By Mike Soraghan - 10/21/09 12:27 AM EDT
House Democrats are looking at re-branding the public health insurance option as Medicare, an established government healthcare program that is better known than the public option.
While much of the public is foggy on what a public option actually is, people understand Medicare. It also would place the new public option within the rubric of a familiar system rather than something new and unknown.
The idea has bubbled up among House Democrats and leaders in the past week, most prominently in a caucus meeting last Thursday.
Rep. Mike Ross (D-Ark.) spoke out last week in favor of re-branding the public option as Medicare, startling many because he has loudly proclaimed his opposition to a public option.
Rep. Jim Oberstar (D-Minn.), the veteran chairman of the House Transportation Committee, also voiced his support, as did House Majority Whip James Clyburn (D-S.C.).
John Schadl, a spokesman for Oberstar, explained the congressman likes the idea because people are familiar with Medicare.
“One of his concerns is that people don’t know what a public option is. Medicare is a public option,” Schadl said. He said Oberstar started talking about “Medicare for Everyone” during August town hall meetings.
A notable incident last summer demonstrated the popularity of Medicare and the confusion over the public option when a man famously told Rep. Bob Inglis (R-S.C.), “Keep your government hands off my Medicare.”
Speaker Nancy Pelosi (D-Calif.) planned to unveil a proposal to her caucus Tuesday night that would include the public option favored by liberals in the healthcare bill Democrats want to bring to the floor, according to two House sources.
The plan, called the “robust” option or “Medicare Plus 5” in the jargon that has emerged on Capitol Hill, ties provider reimbursement rates to Medicare, adding 5 percent. Leaders are planning to roll the bill out next week, and are hoping to vote the first week in November
Some Democrats say there’s no need to rename a legislative concept that’s gained steadily in support since being lambasted as a “government takeover” in August. A Washington Post-ABC poll published Tuesday showed 57 percent of the public supports the idea — up five points since August — while 40 percent opposes it.
“It keeps polling better and better as a public health insurance option,” said a senior Democratic aide. “I don’t think it’s changing.” Polling experts, however, have documented that many people don’t know what a public option is, and that small changes in language can cause poll results to vary widely. An August poll by Penn, Schoen and Berland Associates showed that only 37 percent of those polled correctly identified the public option from a list of three choices.
“Before this year, few people had ever heard of the term ‘public option,’ ” Ross said last week.
It’s not clear exactly how the new Medicare idea would work. Some want to expand Medicare itself to uninsured people under 65. Others want to simply rename what is now called the public health insurance option.
Oberstar, who supports a “single-payer” system that would be completely run by the government, doesn’t want a Medicare public option to be based on existing Medicare rates because he believe Minnesota is one of the states shortchanged by Medicare reimbursements.
Republicans mocked the idea of re-branding a plan they still consider a government takeover of healthcare.
Republicans also note that Medicare is already $37 trillion in the hole and is projected to go bankrupt by 2018. “Has anyone noticed that Medicare is completely broke?” said Andrew Biggs, a scholar at the American Enterprise Institute who worked in the White House on President George W. Bush’s plan to overhaul Social Security.
The public health insurance option would be a government-run plan designed to push all insurance premiums down by creating more competition in a business where one or two insurers dominate many markets. The idea has gotten a cool reception from some Senate Democrats, and Republicans are adamantly opposed. But Pelosi has flatly stated that the House bill will include a public option.

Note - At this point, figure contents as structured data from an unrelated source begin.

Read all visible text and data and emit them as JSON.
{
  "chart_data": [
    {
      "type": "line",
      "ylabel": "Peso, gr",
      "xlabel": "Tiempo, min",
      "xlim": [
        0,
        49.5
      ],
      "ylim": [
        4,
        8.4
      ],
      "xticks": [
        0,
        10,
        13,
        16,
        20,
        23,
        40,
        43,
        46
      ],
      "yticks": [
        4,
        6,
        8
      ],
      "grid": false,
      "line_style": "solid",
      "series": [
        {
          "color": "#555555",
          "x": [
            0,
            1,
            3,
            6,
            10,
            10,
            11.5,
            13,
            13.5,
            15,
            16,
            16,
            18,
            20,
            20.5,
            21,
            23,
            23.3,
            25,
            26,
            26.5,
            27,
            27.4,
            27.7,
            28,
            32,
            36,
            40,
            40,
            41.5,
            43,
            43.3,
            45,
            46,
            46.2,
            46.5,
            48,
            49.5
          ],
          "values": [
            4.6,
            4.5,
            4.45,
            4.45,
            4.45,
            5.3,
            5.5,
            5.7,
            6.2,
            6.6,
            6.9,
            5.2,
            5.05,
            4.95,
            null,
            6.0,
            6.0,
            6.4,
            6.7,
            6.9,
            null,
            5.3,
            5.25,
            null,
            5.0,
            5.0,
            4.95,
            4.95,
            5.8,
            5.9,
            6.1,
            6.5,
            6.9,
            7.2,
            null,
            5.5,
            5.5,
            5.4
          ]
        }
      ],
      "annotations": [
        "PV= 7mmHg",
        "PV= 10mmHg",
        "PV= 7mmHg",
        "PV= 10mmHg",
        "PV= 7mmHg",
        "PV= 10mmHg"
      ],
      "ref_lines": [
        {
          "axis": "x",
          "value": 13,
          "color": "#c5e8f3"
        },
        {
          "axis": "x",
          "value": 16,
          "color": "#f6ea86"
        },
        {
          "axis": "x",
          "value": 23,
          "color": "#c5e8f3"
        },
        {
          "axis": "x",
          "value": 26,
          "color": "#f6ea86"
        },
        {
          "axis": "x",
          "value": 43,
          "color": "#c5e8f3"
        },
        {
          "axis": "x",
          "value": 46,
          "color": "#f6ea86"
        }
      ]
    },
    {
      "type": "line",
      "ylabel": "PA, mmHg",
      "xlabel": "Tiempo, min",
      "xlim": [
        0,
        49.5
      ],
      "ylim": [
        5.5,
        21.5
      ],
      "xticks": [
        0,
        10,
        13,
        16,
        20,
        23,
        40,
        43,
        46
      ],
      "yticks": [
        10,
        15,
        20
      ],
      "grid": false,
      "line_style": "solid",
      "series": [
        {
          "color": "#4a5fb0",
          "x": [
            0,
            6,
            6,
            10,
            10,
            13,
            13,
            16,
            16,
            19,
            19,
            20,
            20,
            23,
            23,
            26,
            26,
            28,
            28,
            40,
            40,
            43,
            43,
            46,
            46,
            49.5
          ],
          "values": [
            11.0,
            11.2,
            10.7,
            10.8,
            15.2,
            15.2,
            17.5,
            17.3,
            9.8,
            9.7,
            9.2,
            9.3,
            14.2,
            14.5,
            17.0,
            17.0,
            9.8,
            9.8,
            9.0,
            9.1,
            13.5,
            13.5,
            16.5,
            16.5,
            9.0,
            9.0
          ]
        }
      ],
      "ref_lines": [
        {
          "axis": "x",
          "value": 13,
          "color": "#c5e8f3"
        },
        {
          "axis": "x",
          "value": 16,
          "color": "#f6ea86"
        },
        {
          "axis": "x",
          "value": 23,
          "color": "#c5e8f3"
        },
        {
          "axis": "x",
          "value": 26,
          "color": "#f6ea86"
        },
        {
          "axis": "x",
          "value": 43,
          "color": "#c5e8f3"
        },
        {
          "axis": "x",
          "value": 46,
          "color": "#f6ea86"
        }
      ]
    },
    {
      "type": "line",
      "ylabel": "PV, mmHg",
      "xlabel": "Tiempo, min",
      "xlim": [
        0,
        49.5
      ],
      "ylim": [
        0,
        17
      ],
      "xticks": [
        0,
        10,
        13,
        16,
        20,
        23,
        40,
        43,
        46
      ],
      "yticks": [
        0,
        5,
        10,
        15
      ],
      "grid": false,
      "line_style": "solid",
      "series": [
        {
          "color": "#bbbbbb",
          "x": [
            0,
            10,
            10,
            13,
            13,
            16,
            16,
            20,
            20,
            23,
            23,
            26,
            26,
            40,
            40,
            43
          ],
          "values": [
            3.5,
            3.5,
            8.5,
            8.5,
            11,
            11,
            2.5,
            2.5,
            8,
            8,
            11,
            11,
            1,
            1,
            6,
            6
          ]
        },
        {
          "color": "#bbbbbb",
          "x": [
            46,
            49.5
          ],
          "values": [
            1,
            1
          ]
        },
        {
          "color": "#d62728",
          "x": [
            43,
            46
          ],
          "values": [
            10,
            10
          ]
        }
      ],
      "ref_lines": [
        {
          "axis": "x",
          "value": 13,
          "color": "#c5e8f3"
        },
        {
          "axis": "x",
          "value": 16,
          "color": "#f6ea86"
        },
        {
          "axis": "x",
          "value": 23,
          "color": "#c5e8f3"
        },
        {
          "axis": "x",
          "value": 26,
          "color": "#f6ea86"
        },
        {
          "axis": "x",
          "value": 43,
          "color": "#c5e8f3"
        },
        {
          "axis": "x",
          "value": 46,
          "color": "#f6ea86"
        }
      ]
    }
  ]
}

In a closed-door caucus meeting last week, Ross, one of the most conservative Democrats in the House, offered support for expanding Medicare, saying it would prevent the need to create a new bureaucracy. He said he wasn’t advocating a plan, however, and added that the new coverage would have to have much higher reimbursements for physicians and hospitals. He also said it would need to compete with private insurers.
In an odd reversal, that idea was shot down as too liberal by House Energy and Commerce Committee Chairman Henry Waxman (D-Calif.), himself a liberal champion. Waxman said expanding Medicare would essentially move toward a fully government-run single-payer system, while the public option was designed to spur competition.
People have been talking about some sort of Medicare Part E since Congress debated the prescription drug benefit, Medicare Part D, in 2003. In the 2004 Democratic presidential primaries, Rep. Dennis Kucinich (D-Ohio) called his single-payer coverage proposal “Medicare Part E.”
The idea of expanding Medicare while still keeping private insurance was proposed in 2007 by Johns Hopkins University Professors Gerard Anderson and Hugh Waters. They presented a paper at a forum of the Brookings Institution advocating “Medicare Part E(veryone),” and said their proposal would expand Medicare to ensure universal coverage while allowing people to stay on their employers’ health plans.